The BTEA has 177 M/WBE contractors. More than 50 per cent of those contractors have revenues of $5 million or more and 25 per cent are between $3 to $5 million annually.
Coletti says topping the challenge list is liability insurance, $40 a square foot in the state. It is the highest rate in the country. Neighboring Connecticut rates are $4 and New Jersey is $6.
Complicating matters, he says, is without insurance, a contractor can’t get surety bonding.
Krissy DeNapoli says it is especially difficult for small and M/WBE contractors because they don’t have the purchasing power to get the good insurance rates that larger contractors obtain.
DeNapoli is owner and president of KND Electric, a small to medium-sized electrical contractor serving New York City and beyond. She is a member of the BTEA and most of her work is in the public sector.

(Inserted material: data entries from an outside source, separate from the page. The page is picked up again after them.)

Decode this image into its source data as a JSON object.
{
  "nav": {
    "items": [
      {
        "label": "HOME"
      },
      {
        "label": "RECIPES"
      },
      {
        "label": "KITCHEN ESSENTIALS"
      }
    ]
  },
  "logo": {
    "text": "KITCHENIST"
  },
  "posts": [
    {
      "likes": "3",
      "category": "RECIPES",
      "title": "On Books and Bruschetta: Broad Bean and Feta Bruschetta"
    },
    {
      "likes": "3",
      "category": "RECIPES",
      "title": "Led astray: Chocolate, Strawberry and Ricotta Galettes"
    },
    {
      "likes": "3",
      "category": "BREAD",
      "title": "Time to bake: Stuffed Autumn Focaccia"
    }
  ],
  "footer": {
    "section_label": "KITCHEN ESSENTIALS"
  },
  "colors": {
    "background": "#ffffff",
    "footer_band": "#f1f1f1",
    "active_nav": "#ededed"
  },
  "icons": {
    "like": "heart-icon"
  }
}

She says her general liability rates doubled last year.
The high insurance rates stem from the century-old Scaffold Law (New State Labor Law 240) but there is indication that law will be revoked.

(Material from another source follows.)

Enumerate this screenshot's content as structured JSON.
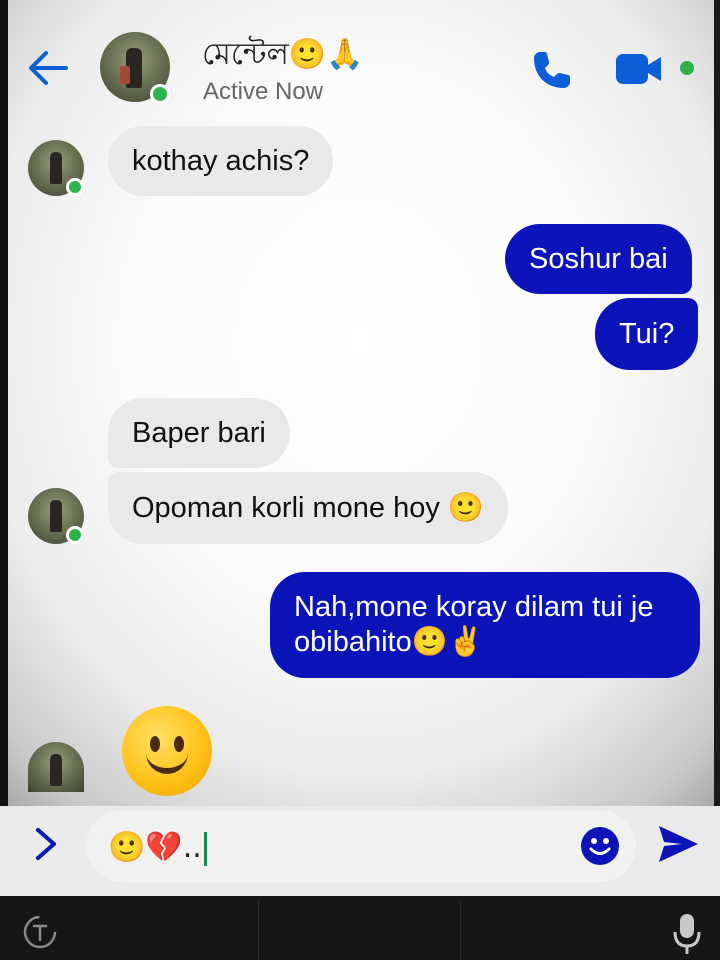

Coletti says he was told by a contractor working on a major contract under a union labor agreement with an alternative disputes resolution (ADR) mechanism in place that the company’s worker’s compensation claims were reduced by six to eight per cent because of the ADR.

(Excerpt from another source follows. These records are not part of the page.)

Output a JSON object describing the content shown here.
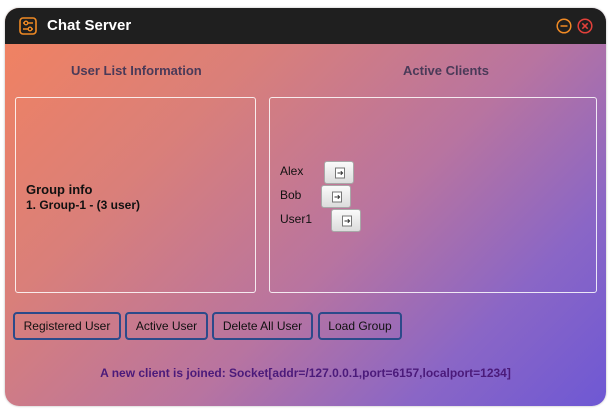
{
  "window": {
    "title": "Chat Server",
    "title_icon": "sliders-icon",
    "minimize_icon": "minimize-icon",
    "close_icon": "close-icon",
    "accent": "#f08a24",
    "background_gradient": [
      "#f3825f",
      "#b874a0",
      "#6e58d4"
    ]
  },
  "user_list": {
    "heading": "User List Information",
    "group_title": "Group info",
    "group_line": "1. Group-1 - (3 user)"
  },
  "active_clients": {
    "heading": "Active Clients",
    "button_icon": "login-arrow-icon",
    "clients": [
      {
        "name": "Alex"
      },
      {
        "name": "Bob"
      },
      {
        "name": "User1"
      }
    ]
  },
  "actions": {
    "registered_user": "Registered User",
    "active_user": "Active User",
    "delete_all_user": "Delete All User",
    "load_group": "Load Group"
  },
  "status": {
    "message": "A new client is joined: Socket[addr=/127.0.0.1,port=6157,localport=1234]"
  }
}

To have an ADR, a project union labor agreement must be in place.
A member of the BTEA, DeNapoli says ADRs are a bright light as long the signatory union isn’t excluded, which, she says, can be the case with Operating Engineers Local 30 in New York.
DeNapoli says one of the biggest problems for small and M/WBE contractors is payment delays that can extend from months to years.
A “paradigm shift” is needed on the issue of retainage because the current process is “starving people (subcontractors) at the bottom” who wait sometime years after contract completions to see final payments, she points out.
“If you are cash-starved and you can’t get paid, it will put you under and you could be a perfectly good contractor.”
Another obstacle is change orders, DeNapoli says.
Change orders are often required per the terms of the contract without any negotiation options, even though they can extend out years beyond the original contract.
“During that time, they could cut your labor rates down and they don’t even cover your insurance costs anymore.”
“To know going in the gate doing work that you are going to lose money on from a change order you were forced to do is a really bad way to foster business in New York City,” she says.
Earlier this year New York City Mayor Eric Adams announced plans to double the rate of the city’s current M/WBE contracts.
Adams is leading a public capital review commission in partnership with industry that is tackling reforms on such issues as payment schedules and change orders. The reforms are being heard at the state legislature in Albany.
“We’re hoping to get it (approved) and into the budget by April 1,” says Coletti.
Meanwhile, the annual report on M/WBE Procurement recommends several measures to improve opportunities in New York City, including a wider adoption of prequalified lists for M/WBEs and improving accessibility of data on M/WBEs within public agencies.
“All of the elements included in the Comptroller’s report, the changes reported in the mayor’s plan and all of the business-related issues have to happen if we are going to see meaningful growth in the M/WBE and small business community.”